First of all happy new year! Lets make it a great Power BI year, one of my resolves is to do more blogging this year.
My wife was talking to me about the need for her to get some information from a Facebook page she is admin for. A project that is getting more and more traction across the us and the globe is the “buy nothing project” (http://buynothingproject.org/) . This project is a hyperlocal Facebook group that enables members to post anything you’d like to give away, lend, or share among neighbors in the same city. Instead of buying it in a store you can get it from a neighbor who doesn’t need to have that specific item any more.
In the project admins group a thread got started on how to get more information on these local group.
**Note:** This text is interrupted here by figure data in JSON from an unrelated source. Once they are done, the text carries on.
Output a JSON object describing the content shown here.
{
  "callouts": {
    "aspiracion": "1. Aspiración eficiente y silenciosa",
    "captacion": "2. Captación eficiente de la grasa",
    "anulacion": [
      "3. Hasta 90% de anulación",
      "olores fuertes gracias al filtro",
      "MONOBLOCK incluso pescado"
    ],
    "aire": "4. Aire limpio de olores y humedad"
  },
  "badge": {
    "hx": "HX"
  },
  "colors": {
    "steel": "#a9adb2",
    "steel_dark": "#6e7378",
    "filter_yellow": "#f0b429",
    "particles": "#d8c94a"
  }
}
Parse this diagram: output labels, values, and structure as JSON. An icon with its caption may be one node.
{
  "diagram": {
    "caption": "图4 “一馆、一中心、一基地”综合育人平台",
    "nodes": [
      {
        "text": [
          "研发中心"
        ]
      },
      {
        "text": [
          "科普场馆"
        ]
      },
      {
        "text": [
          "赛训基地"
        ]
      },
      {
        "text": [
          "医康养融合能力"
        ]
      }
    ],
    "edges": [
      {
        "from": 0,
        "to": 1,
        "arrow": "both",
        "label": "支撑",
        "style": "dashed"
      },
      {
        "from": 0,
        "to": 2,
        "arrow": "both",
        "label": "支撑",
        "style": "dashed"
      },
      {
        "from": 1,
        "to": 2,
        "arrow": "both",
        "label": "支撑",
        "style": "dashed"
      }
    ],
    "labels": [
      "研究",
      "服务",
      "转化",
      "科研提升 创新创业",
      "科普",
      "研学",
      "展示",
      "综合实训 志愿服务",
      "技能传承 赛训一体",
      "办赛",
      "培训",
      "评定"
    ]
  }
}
So I thought lets see if I can get this information from Facebook using Power Query and into Excel. Some information that might be useful is to be able to see if the members of the local group actually live in the same city as the group or what is the percentage of male / female posts or what is the most active hour etc etc.
And I managed to get it working so lets take a look at how this works.
Lets get started, open Excel 2013, open the Power Query tab and select import from other sources, From Facebook:
Now you need to log in with your Facebook credentials that will be stored on your computer, The window that opens next asks for a “object” in the Facebook graph.
Facebook graph is the primary way for external apps to talk with Facebook. This allows you to get all the information you can think off from Facebook and Power Query can handle all this information. For more information see: https://developers.facebook.com/docs/graph-api/
In order to figure out what the ID of the object is what you want to get information on is open that page in the browser and copy the number at the end. This is your Object ID. I created a test group where I added some colleagues and friends.
Now each object in Facebook has many connections, you can find all the connections that are available from the API documentation mentioned above or you can select the connection you want to use from the dropdown in Power Query. In our case I want to see the member list:
I press OK and this opened the Power Query Editor which loaded the data from my Facebook group which I named “Members” (I got rid f the name column for privacy reasons):
I wanted to get some additional information so I click on the header of the object_link column, this opens a small list of items that get returned by Facebook:
One thing that I found out is that some items are not shown because Facebook wont return items that are not available for all members. In my case I want to get the location of the member if available. Many members don’t have their location so you want be able to select this by default. So what I did is filter the list down to only me by clicking on the header above the name field and selecting “Kasper de Jonge”. When I now click the object link we get a much larger list where I select “gender” and “location”:
This adds two columns but the location is still not usable as Facebook returns data in a hierarchical shape and not a neat row that we expect in Excel. Luckily Power Query knows how to handle this.
I clicked on the icons in the header again and select name:
This gives me the members with the information that I need for my group. I select Load to Data Model and press “Apply & Close”:
This loads the data into Excel and the Power Pivot model. I open the query again by clicking on the Workbook button in the Power Query tab. This opens a pane with all the queries in my workbook, I hove over the one that I want and click “Edit Query”:
Now that I have all the columns I remove the filter by clicking on the X mark next to the filtered row step:
This now loads in all the rows into the Power Pivot Model, I open the Power Pivot window by clicking on the PowerPivot tab and select “Manage”:
Now the next thing that I want to get is the posts done to this group. I again go to import from Facebook and this time I select “Feed” as connection. This will download all the posts done in this group. Again I make a selection of the fields that I want, similar as before and import the data into the Power Pivot model:
This gives us all kinds of interesting details on the posts made. One additional action that I took when importing the data was add some aggregations to the list. For example comments is not a cell in this table but actually a reference to another table, instead of importing all the comments made on this post I want to see the nr of comments. I can click on the arrows icons
This will give me a UI that allows me to choose what I want to do. Do I either want to Expand the data or Aggregate the rows. In this case I choose Aggregate by the number of ID’s of the comments:
Now the last thing I want to do is create a relationship between the members table and the feeds table so I can combine the information from both together. I open the Power Pivot window again and switch to the diagram view:
Here I drag the memberID on top of the ID column of members, thus creating a relationship. Some data I already know I want to report on is the number of members and number of feeds. I open the Data view again and add two calculated fields in the calculation area:
Nr of posts:=COUNTROWS(Feeds)
Nr of members:=COUNTROWS(‘Members’)
Now I am ready to do some analysis. I go back to Excel and create some simple reports:
From here there are tons of things we can do and create all kinds of reports from the data.